Frank ran to the side and called back his boat, giving the man
five shillings to take a note at once to Cassie. He had no time
for more than a few lines, but he could not go to sea without at
least one word of farewell. They were cutting the anchor and were
already under steerage way when Cassie came off herself in a
launch and passed up a letter directed to the chief engineer.
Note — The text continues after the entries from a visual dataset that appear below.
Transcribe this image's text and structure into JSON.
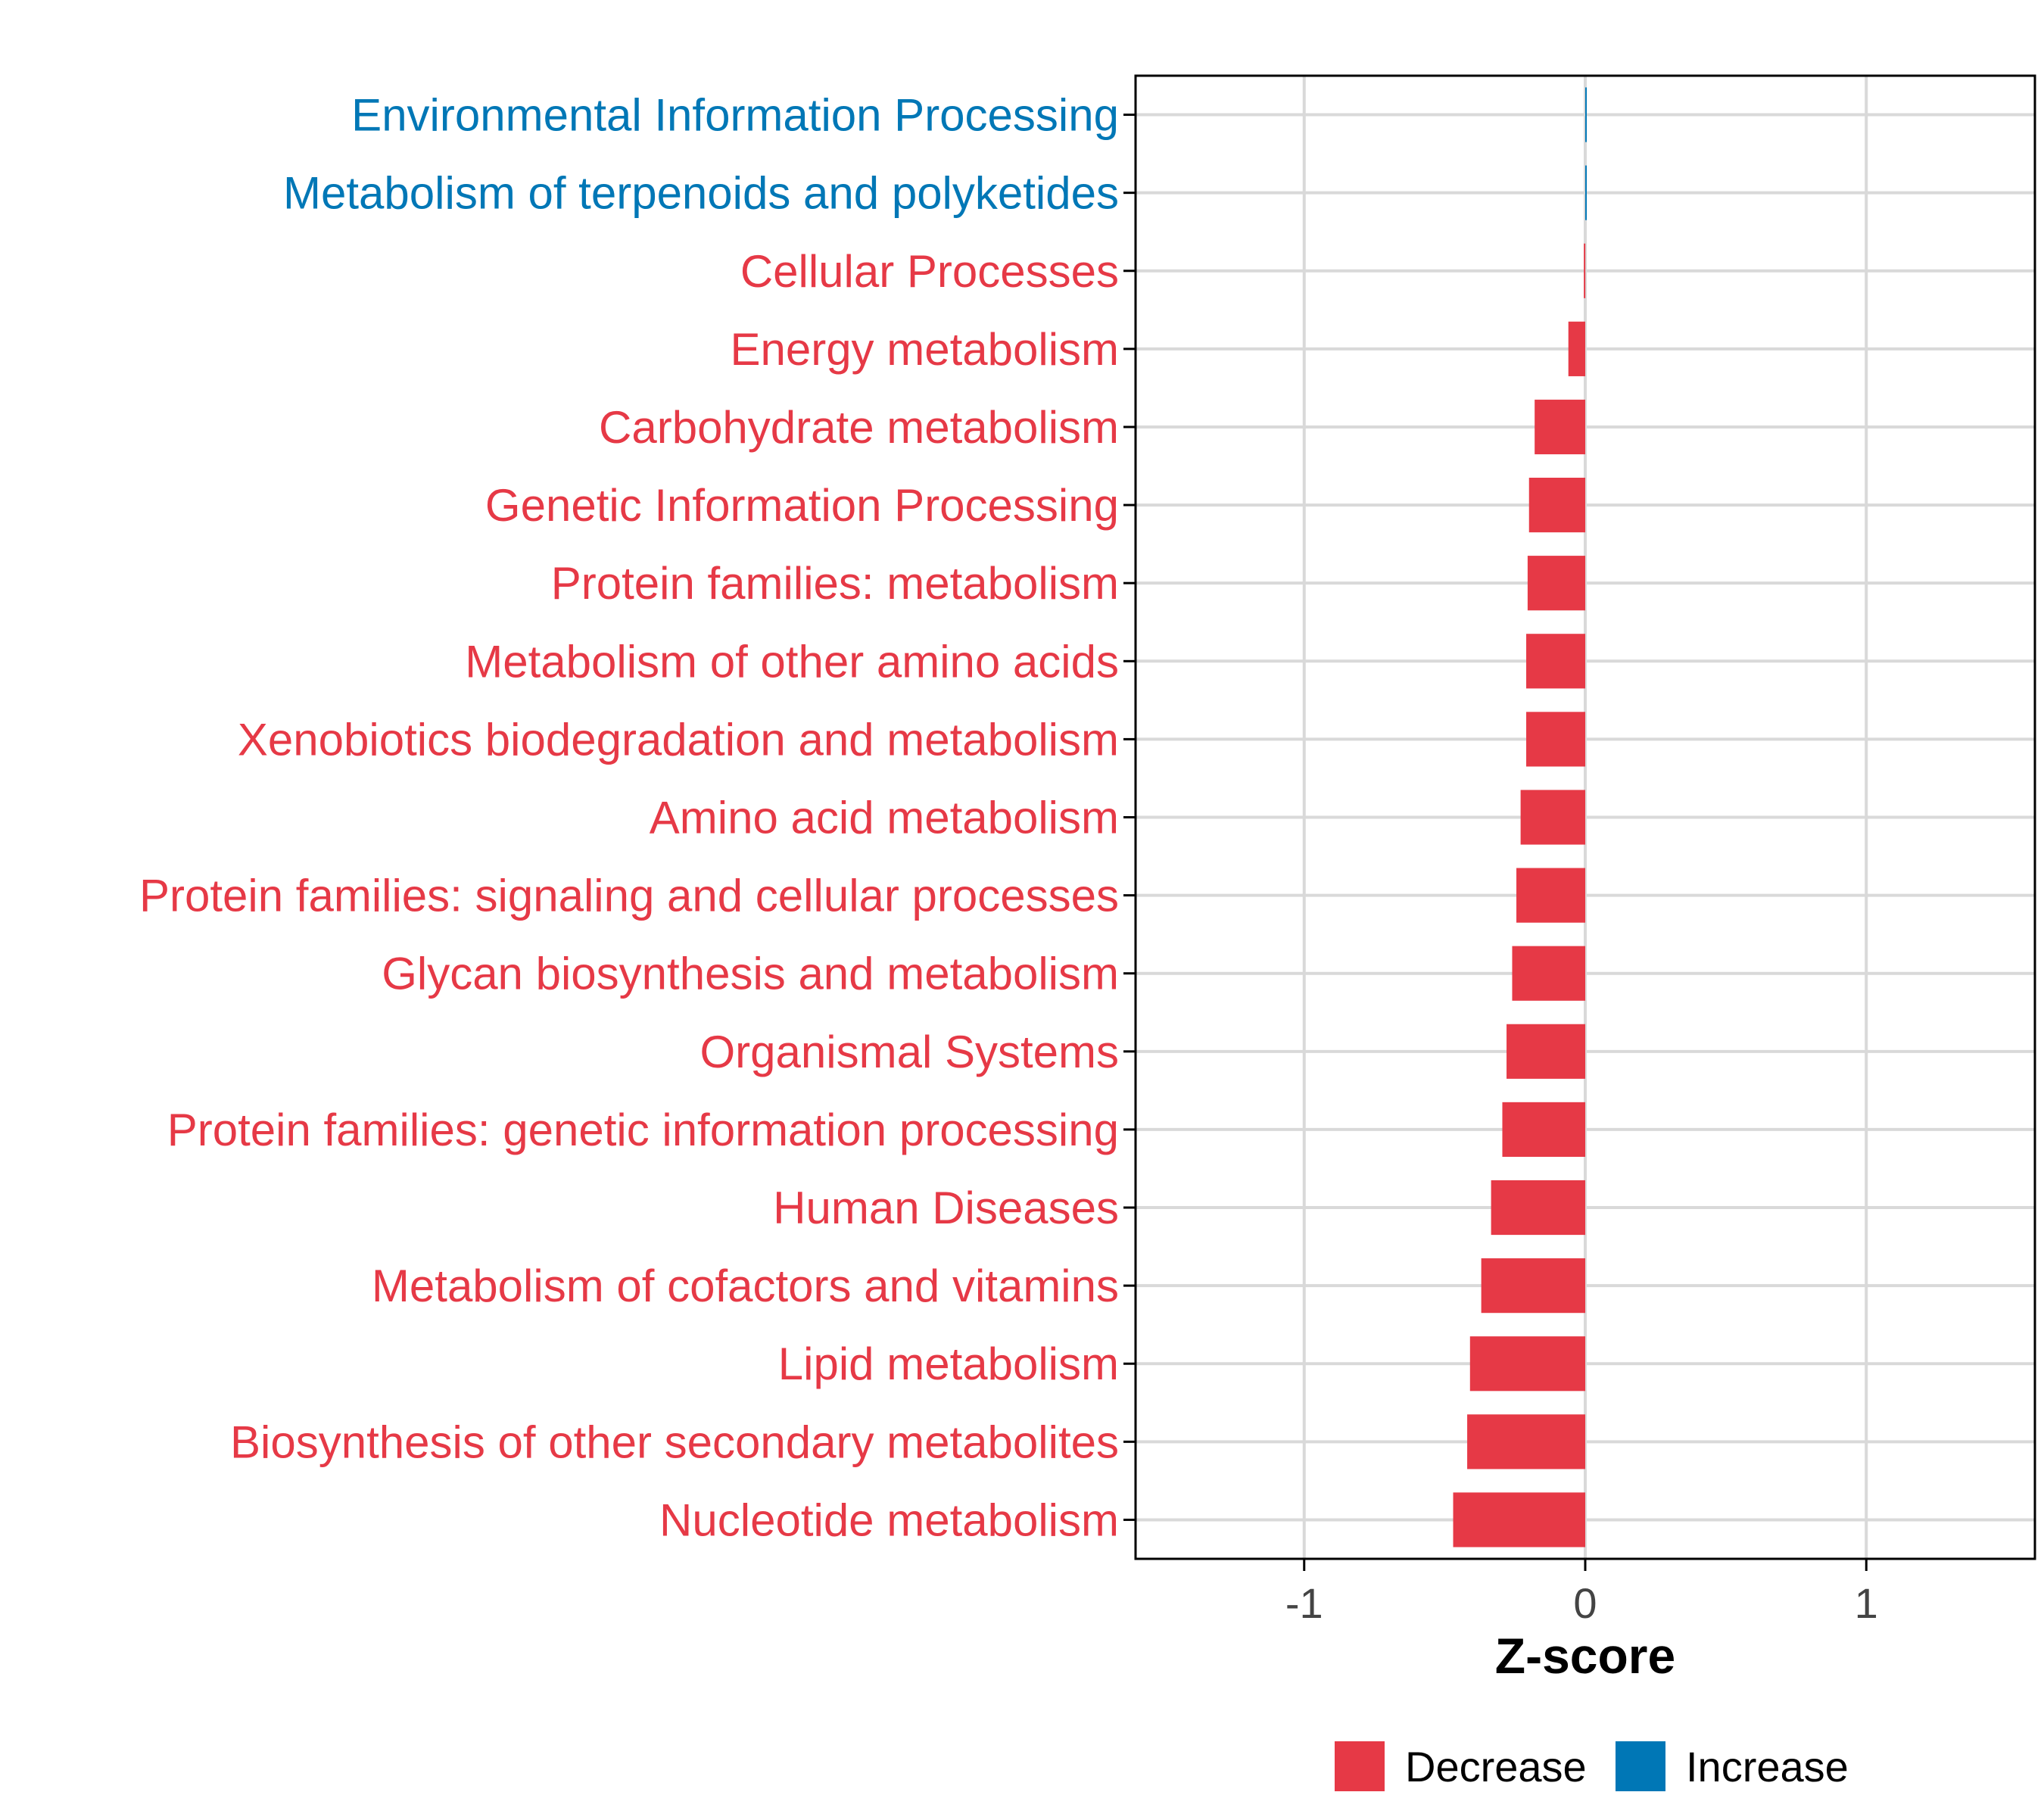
{
  "chart_data": {
    "type": "bar",
    "orientation": "horizontal",
    "title": "",
    "xlabel": "Z-score",
    "ylabel": "",
    "xlim": [
      -1.6,
      1.6
    ],
    "xticks": [
      -1,
      0,
      1
    ],
    "xtick_labels": [
      "-1",
      "0",
      "1"
    ],
    "grid": true,
    "categories": [
      "Environmental Information Processing",
      "Metabolism of terpenoids and polyketides",
      "Cellular Processes",
      "Energy metabolism",
      "Carbohydrate metabolism",
      "Genetic Information Processing",
      "Protein families: metabolism",
      "Metabolism of other amino acids",
      "Xenobiotics biodegradation and metabolism",
      "Amino acid metabolism",
      "Protein families: signaling and cellular processes",
      "Glycan biosynthesis and metabolism",
      "Organismal Systems",
      "Protein families: genetic information processing",
      "Human Diseases",
      "Metabolism of cofactors and vitamins",
      "Lipid metabolism",
      "Biosynthesis of other secondary metabolites",
      "Nucleotide metabolism"
    ],
    "values": [
      0.005,
      0.002,
      -0.005,
      -0.06,
      -0.18,
      -0.2,
      -0.205,
      -0.21,
      -0.21,
      -0.23,
      -0.245,
      -0.26,
      -0.28,
      -0.295,
      -0.335,
      -0.37,
      -0.41,
      -0.42,
      -0.47
    ],
    "groups": [
      "Increase",
      "Increase",
      "Decrease",
      "Decrease",
      "Decrease",
      "Decrease",
      "Decrease",
      "Decrease",
      "Decrease",
      "Decrease",
      "Decrease",
      "Decrease",
      "Decrease",
      "Decrease",
      "Decrease",
      "Decrease",
      "Decrease",
      "Decrease",
      "Decrease"
    ],
    "legend": {
      "position": "bottom",
      "entries": [
        {
          "label": "Decrease",
          "color": "#E63946"
        },
        {
          "label": "Increase",
          "color": "#0077B6"
        }
      ]
    },
    "colors": {
      "Decrease": "#E63946",
      "Increase": "#0077B6",
      "grid": "#D9D9D9",
      "axis": "#000000",
      "tick_label": "#444444"
    }
  }
}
It
reached him in the engine-room, where he, not knowing that she was
but a few feet distant, was spared the sight of her pale and
despairing face.
The letter itself was almost incoherent. She knew, she said, whom
she had to thank for his departure. That vixen, that hussy, that
stuck-up minx, who treated him like a dog and yet grudged him to
another, who, God help her, loved him too well for her own good--
it was her ladyship she had to thank for spoiling everything and
carrying him away. Was he not man enough to assert himself and
leave a ship where he was put upon so awful? Let him ask her
mightiness in two words, yes or no; and then when he had come down
from the clouds and had learned the truth, poor silly fool--then
let him come back to his Cassie, who loved him so dear, and who
(if she did say it herself) had a heart worth fifty of his
mistress and didn't need no powder to set off her complexion.